Sorry for the delay - I had a concert this weekend.

The theory of directional microphones gets more difficult the more you look at it, and this forum is not the place to go into the physics anyway. It helps a little to remember that a cardioid response is a combination of an omni and a figure-of-eight. The basic theory relates to these patterns separately. A curiosity, though, is that one effect of the different requency response characteristic of the figure-of-eight part of the response and the omni is that the directional diagram of a cardioid changes with frequency.

A figure-of-eight ribbon microphone has a response which is basically flat within its operating range; but we needn't consider this further, as that's not what you have, nor are they often used as cardioids. However, the unmanipulated response of a figure-of-eight condensor microphone falls towards the bass at 6dB/octave, and it is necessary to modify the design to keep the response level in the main frequency range, usually down to about 150Hz-200Hz for plane waves (i.e. at a long distance).

Proximity effect causes a 6dB/octave rise below a certain frequency - this frequency varies with distance. At 1m it is about 150Hz, and so compensates for the fall-off usually designed into the microphones (giving nice flat graphs, too!). For use with instruments or a voice, this is a typical operating distance, and all is fine. When used closer, as with a singer holding it, there is a substantial shelf rise in the mid bass range, which is often thought desirable, but at larger distances there is a shelf down to the lower frequency at which proximity effect comes in.

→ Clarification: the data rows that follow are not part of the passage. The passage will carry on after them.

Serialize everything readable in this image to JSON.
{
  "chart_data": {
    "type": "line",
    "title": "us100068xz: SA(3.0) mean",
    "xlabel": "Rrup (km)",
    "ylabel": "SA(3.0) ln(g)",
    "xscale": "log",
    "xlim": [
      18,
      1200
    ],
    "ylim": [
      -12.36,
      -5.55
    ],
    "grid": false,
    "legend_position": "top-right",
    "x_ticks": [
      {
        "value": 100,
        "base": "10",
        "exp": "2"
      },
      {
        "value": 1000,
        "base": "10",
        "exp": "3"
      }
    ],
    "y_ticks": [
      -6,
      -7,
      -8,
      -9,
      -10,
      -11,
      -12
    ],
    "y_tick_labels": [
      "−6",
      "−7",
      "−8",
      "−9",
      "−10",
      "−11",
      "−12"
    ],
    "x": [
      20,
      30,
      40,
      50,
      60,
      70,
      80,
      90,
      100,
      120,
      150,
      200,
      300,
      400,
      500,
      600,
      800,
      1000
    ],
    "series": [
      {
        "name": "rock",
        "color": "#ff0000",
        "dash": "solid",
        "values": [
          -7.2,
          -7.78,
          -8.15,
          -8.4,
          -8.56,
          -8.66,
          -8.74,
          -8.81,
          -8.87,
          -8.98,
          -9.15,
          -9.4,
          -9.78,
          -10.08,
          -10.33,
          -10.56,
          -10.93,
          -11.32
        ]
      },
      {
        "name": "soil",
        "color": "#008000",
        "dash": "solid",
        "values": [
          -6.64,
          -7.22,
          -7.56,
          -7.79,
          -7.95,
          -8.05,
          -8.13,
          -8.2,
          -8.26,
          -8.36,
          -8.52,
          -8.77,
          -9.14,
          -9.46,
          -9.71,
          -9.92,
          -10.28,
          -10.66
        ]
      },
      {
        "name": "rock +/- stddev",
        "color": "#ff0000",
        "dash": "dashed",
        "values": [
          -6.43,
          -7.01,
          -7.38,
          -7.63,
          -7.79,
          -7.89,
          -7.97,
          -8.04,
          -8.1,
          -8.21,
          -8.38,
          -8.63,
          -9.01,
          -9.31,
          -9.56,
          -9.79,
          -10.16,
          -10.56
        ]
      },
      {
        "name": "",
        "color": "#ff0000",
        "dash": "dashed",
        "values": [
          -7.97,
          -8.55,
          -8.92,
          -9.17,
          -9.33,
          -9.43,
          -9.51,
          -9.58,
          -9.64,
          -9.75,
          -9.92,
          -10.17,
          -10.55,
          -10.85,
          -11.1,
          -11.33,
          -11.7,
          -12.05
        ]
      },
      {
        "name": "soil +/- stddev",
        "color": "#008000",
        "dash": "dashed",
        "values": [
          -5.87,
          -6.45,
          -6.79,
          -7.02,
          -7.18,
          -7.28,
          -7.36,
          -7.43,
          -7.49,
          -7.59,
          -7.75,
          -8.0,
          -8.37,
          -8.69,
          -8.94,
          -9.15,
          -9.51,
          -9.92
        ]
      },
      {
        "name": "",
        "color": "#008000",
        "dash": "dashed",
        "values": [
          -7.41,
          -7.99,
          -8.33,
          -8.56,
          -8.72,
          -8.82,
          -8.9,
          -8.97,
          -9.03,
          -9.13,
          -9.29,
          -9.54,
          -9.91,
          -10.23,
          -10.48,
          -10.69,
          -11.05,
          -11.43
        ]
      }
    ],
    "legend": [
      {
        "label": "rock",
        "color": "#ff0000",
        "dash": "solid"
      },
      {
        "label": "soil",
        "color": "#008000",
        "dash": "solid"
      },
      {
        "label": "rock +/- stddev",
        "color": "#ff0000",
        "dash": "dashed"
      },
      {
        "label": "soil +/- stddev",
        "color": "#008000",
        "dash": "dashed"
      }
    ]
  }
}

Another reason to avoid holding the response level to too low frequencies is that there is often substantial energy at very low frequencies which is emphasied by proximity effect even at considerable distances - draughts and wind noise! This is why directional microphones are more sensitive to these, and yet another reason to use omnis in a space like a church which can have substantial air movements.

Because a cardioid is the combination of omni and figure-of-eight responses, the slopes will be less than the 6dB/octave I quoted above. By how much depends on the tightness or otherwise of the cardioid.

As for getting the "real" response of a mic; if you can trust the published curves to nmean something (and they are actually quite idealised in most cases), the crucial thing to know is the distance of measurement, because everything else can, with experience, be deduced from this, as the explanation above is meant to have shown. However, bear in mind that it is really hard to measure microphone responses accurately at LF in any case.